Let’s say, for example, a key technical level is being hit – but it’s Friday at 3 pm. The FX market’s reaction to the key level is entirely different from when a key level is hit at 8:30 am on a Monday morning. More nuanced than this, a key level being hit at 3 pm in London on any day is different from the level being hit at 3 pm in New York. In the London case, traders still have several hours to see what the New York market will make of the development. If New York responds predictably to the key level, London traders have a new profit opportunity, although it means working late.

The New York traders do have an overlapping time zone – New Zealand opens around 3 pm New York time, Australia opens around 5 pm and Tokyo opens around 7 pm. But these are much smaller markets than London and New York, and New York traders have different work habits. They arrive at work early to partake of the London and European action, rather than staying late to join the Asian markets. The importance of the key level is far lower in New York at 3 pm on any day than at 8:30 am on any day.

Now consider which group of actors cares the most about a key level at any time of day – technical traders.
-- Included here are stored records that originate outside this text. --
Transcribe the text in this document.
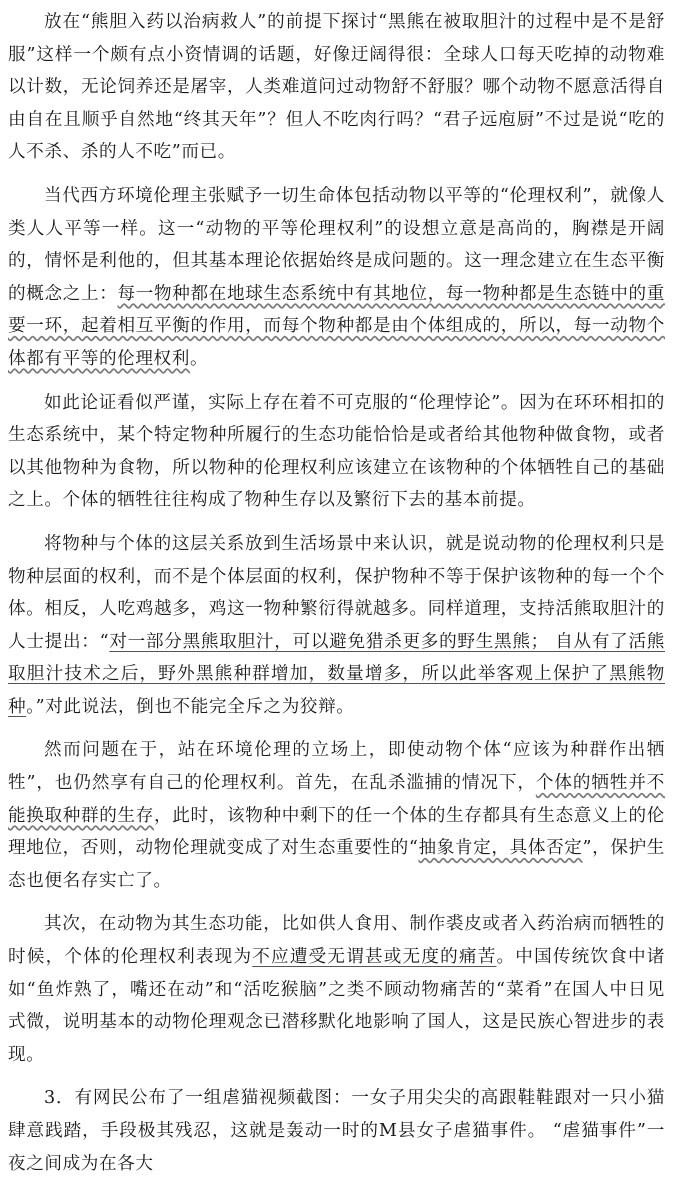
放在“熊胆入药以治病救人”的前提下探讨“黑熊在被取胆汁的过程中是不是舒服”这样一个颇有点小资情调的话题，好像迂阔得很：全球人口每天吃掉的动物难以计数，无论饲养还是屠宰，人类难道问过动物舒不舒服？哪个动物不愿意活得自由自在且顺乎自然地“终其天年”？但人不吃肉行吗？“君子远庖厨”不过是说“吃的人不杀、杀的人不吃”而已。

当代西方环境伦理主张赋予一切生命体包括动物以平等的“伦理权利”，就像人类人人平等一样。这一“动物的平等伦理权利”的设想立意是高尚的，胸襟是开阔的，情怀是利他的，但其基本理论依据始终是成问题的。这一理念建立在生态平衡的概念之上：每一物种都在地球生态系统中有其地位，每一物种都是生态链中的重要一环，起着相互平衡的作用，而每个物种都是由个体组成的，所以，每一动物个体都有平等的伦理权利。

如此论证看似严谨，实际上存在着不可克服的“伦理悖论”。因为在环环相扣的生态系统中，某个特定物种所履行的生态功能恰恰是或者给其他物种做食物，或者以其他物种为食物，所以物种的伦理权利应该建立在该物种的个体牺牲自己的基础之上。个体的牺牲往往构成了物种生存以及繁衍下去的基本前提。

将物种与个体的这层关系放到生活场景中来认识，就是说动物的伦理权利只是物种层面的权利，而不是个体层面的权利，保护物种不等于保护该物种的每一个个体。相反，人吃鸡越多，鸡这一物种繁衍得就越多。同样道理，支持活熊取胆汁的人士提出：“对一部分黑熊取胆汁，可以避免猎杀更多的野生黑熊； 自从有了活熊取胆汁技术之后，野外黑熊种群增加，数量增多，所以此举客观上保护了黑熊物种。”对此说法，倒也不能完全斥之为狡辩。

然而问题在于，站在环境伦理的立场上，即使动物个体“应该为种群作出牺牲”，也仍然享有自己的伦理权利。首先，在乱杀滥捕的情况下，个体的牺牲并不能换取种群的生存，此时，该物种中剩下的任一个体的生存都具有生态意义上的伦理地位，否则，动物伦理就变成了对生态重要性的“抽象肯定，具体否定”，保护生态也便名存实亡了。

其次，在动物为其生态功能，比如供人食用、制作裘皮或者入药治病而牺牲的时候，个体的伦理权利表现为不应遭受无谓甚或无度的痛苦。中国传统饮食中诸如“鱼炸熟了，嘴还在动”和“活吃猴脑”之类不顾动物痛苦的“菜肴”在国人中日见式微，说明基本的动物伦理观念已潜移默化地影响了国人，这是民族心智进步的表现。

3．有网民公布了一组虐猫视频截图：一女子用尖尖的高跟鞋鞋跟对一只小猫肆意践踏，手段极其残忍，这就是轰动一时的M县女子虐猫事件。 “虐猫事件”一夜之间成为在各大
After all, with algorithm-trading and pre-set electronic entries and exits, the trader doesn’t have to be physically at the trading terminal to respond to a technical event like a key level. If the key level is a match of a past benchmark high or low, or a round number, or widely publicised (like a Fibonacci level), then non-technical traders know about it, too. If the technical group responds as expected, the non-technical groups feel compelled to react, whether defensively or opportunistically.

In other words, the sets of players are interactive. Because we have so much news and chatter in the electronic age, we are all getting a great deal of information about the other players, and we are getting it 24 hours a day. A good case is when the FX newswires have reported where a big buy-side client has an option strike, often a round number. The existence of the option and its strike price is a mechanical aspect of the market and not strictly speaking technical, but the strike level is almost always set by technical considerations. It may be just past a moving average, a historical benchmark level, or some other calculation.

The financial institution that wrote the option will have hedged at least part of its position (although not all, or it wouldn’t make a profit on the transaction), but still probably prefers not to have to pay up, while other market players know that a failed test of the level opens the door for a big move in the opposite direction of the strike. This is a case in which the widespread knowledge of the option strike is the top factor and it would take a big event in the macroeconomic world to overwhelm it.